Note that, in the case of Tier 2 cell lines, there is no 4DN stock. The "Tier 2" classification is reported if the cell line has been obtained from the recommended vendor.

  FAIR data and tools

Does 4DN data portal adhere to FAIR (findability, accessibility, interoperability, and reusability) guiding principles?

We have evaluated the “FAIRness” of digital objects and tools available from the 4DN data portal using the FAIRshake assessment tool available at fairshake.cloud. The 4DNucleome assessment project can be found here. Each digital object is assessed using rubrics which evaluate specific aspects of the FAIR principles - an example can be found here. All current assessments and overall analytics for the 4DNucleome FAIRShake project are available to browse.

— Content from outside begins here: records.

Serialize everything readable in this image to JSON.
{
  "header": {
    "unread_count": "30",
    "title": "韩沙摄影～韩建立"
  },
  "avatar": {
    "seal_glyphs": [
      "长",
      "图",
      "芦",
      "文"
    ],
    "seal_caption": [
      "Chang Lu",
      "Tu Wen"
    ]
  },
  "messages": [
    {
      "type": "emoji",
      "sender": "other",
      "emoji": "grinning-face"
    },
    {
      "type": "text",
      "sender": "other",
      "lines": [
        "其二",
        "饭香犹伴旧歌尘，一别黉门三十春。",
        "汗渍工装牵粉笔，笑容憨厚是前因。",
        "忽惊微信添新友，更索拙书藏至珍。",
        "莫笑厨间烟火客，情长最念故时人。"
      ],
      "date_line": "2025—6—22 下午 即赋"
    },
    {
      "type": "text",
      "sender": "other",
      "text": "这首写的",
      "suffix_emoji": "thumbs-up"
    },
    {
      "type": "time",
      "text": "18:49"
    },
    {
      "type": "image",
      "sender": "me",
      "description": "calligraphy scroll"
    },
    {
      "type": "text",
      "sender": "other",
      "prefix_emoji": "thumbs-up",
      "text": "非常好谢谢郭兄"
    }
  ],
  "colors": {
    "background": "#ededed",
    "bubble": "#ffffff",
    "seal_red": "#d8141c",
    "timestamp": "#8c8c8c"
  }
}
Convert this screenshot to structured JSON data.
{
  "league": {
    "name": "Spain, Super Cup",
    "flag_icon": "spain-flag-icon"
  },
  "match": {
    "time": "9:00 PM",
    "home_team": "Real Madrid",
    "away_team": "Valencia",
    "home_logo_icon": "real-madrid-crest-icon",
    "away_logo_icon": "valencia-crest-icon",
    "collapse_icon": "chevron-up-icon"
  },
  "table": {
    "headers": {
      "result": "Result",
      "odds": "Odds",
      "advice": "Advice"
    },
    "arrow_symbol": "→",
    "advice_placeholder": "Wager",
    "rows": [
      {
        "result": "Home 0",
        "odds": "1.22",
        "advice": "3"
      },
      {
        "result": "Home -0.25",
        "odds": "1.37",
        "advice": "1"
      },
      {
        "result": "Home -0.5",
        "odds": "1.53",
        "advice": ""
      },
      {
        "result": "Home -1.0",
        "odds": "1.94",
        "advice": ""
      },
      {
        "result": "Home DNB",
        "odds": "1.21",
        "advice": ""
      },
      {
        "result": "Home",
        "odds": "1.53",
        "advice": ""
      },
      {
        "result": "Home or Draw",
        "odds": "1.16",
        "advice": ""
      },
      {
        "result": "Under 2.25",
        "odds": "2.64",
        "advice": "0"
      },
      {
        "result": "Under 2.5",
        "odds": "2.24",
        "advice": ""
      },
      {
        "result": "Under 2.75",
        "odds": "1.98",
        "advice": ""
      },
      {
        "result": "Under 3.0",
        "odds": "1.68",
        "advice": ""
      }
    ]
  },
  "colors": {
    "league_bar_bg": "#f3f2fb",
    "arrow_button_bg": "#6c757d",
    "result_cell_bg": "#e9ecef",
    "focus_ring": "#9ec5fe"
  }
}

What ontologies are used in the 4DN data portal?

EFO - the Experimental Factor Ontology - mapping to Experiment Types.

UBERON and OBI - Ontology for Biomedical Investigation - are used for anatomy, tissues and cell lines.

SO - a limited subset of Sequence Ontology terms are used to describe types of biological features used as targets or sequence regions of interest.

We also utilize a small in house controlled vocabulary for terms that have not yet been incorporated into one of the existing ontologies.